Authentication Guide

Authentication

All API requests to VEC.digital require authentication using an API token. This guide explains how to obtain and use an API token for your API requests.

Obtaining an API Token

Follow these steps to create an API token:

  1. Sign in to your institution account at vec.digital/login
  2. Navigate to your account settings
  3. Go to the “API Tokens” section
  4. Click “Create New Token”
  5. Give your token a descriptive name and select the required permissions
  6. Copy and securely store the token - it will only be shown once

Using the API Token

The VEC.digital API uses bearer authentication.

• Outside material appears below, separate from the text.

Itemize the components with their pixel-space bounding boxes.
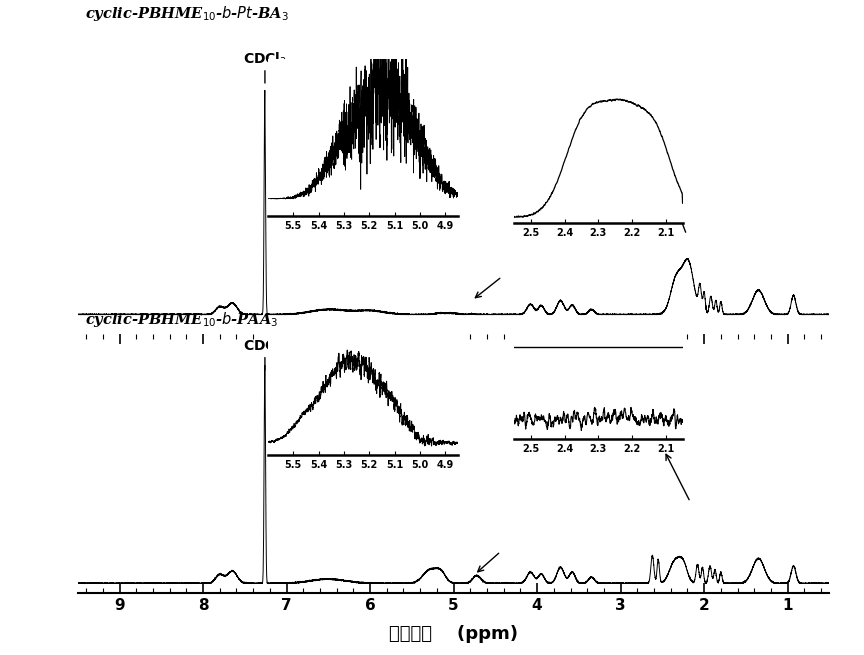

Include your API token in the Authorization header of each request:

GET /business/certificate-templates HTTP/1.1
Host: api.vec.digital
Authorization: Bearer YOUR_API_TOKEN

Example with cURL

Terminal window
curl -X GET \
  'https://api.vec.digital/business/certificate-templates' \
  -H 'Accept: application/json' \
  -H 'Authorization: Bearer YOUR_API_TOKEN'

Example with JavaScript (Fetch API)

const fetchTemplates = async () => {
  const response = await fetch('https://api.vec.digital/business/certificate-templates', {
    method: 'GET',
    headers: {
      'Accept': 'application/json',
      'Authorization': `Bearer YOUR_API_TOKEN`
    }
  });


  const data = await response.json();
  return data;
};

Example with PHP

<?php
$ch = curl_init();


curl_setopt($ch, CURLOPT_URL, 'https://api.vec.digital/business/certificate-templates');
curl_setopt($ch, CURLOPT_RETURNTRANSFER, 1);
curl_setopt($ch, CURLOPT_HTTPHEADER, [
    'Accept: application/json',
    'Authorization: Bearer YOUR_API_TOKEN'
]);


$response = curl_exec($ch);
$data = json_decode($response, true);


curl_close($ch);
?>

Token Security

API tokens provide full access to your account via the API. To keep your account secure:

  • Store tokens securely
  • Never share tokens publicly
  • Use different tokens for different applications
  • Assign only necessary permissions to each token
  • Regularly audit and rotate your tokens

Error Responses

If authentication fails, you will receive one of the following responses:

  • 401 Unauthorized: No API token provided, or the token is invalid
  • 403 Forbidden: The token is valid but doesn’t have permission for the requested action

Example error response:

{
  "message": "Unauthorized - Invalid API token"
}

Token Permissions

When creating an API token, you can select specific permissions. Available permissions include:

  • certificate-templates:list - View certificate templates
  • certificate-templates:view - View individual certificate templates
  • batches:list - View certificate batches
  • batches:create - Create certificate batches
  • batches:view - View individual certificate batches
  • batches:status - Check certificate batch status
  • certificates:list - View certificates
  • certificates:view - View individual certificates
  • certificates:download - Download certificate PDFs
  • read:users - View institution users

Ensure your token has all the necessary permissions for your application needs.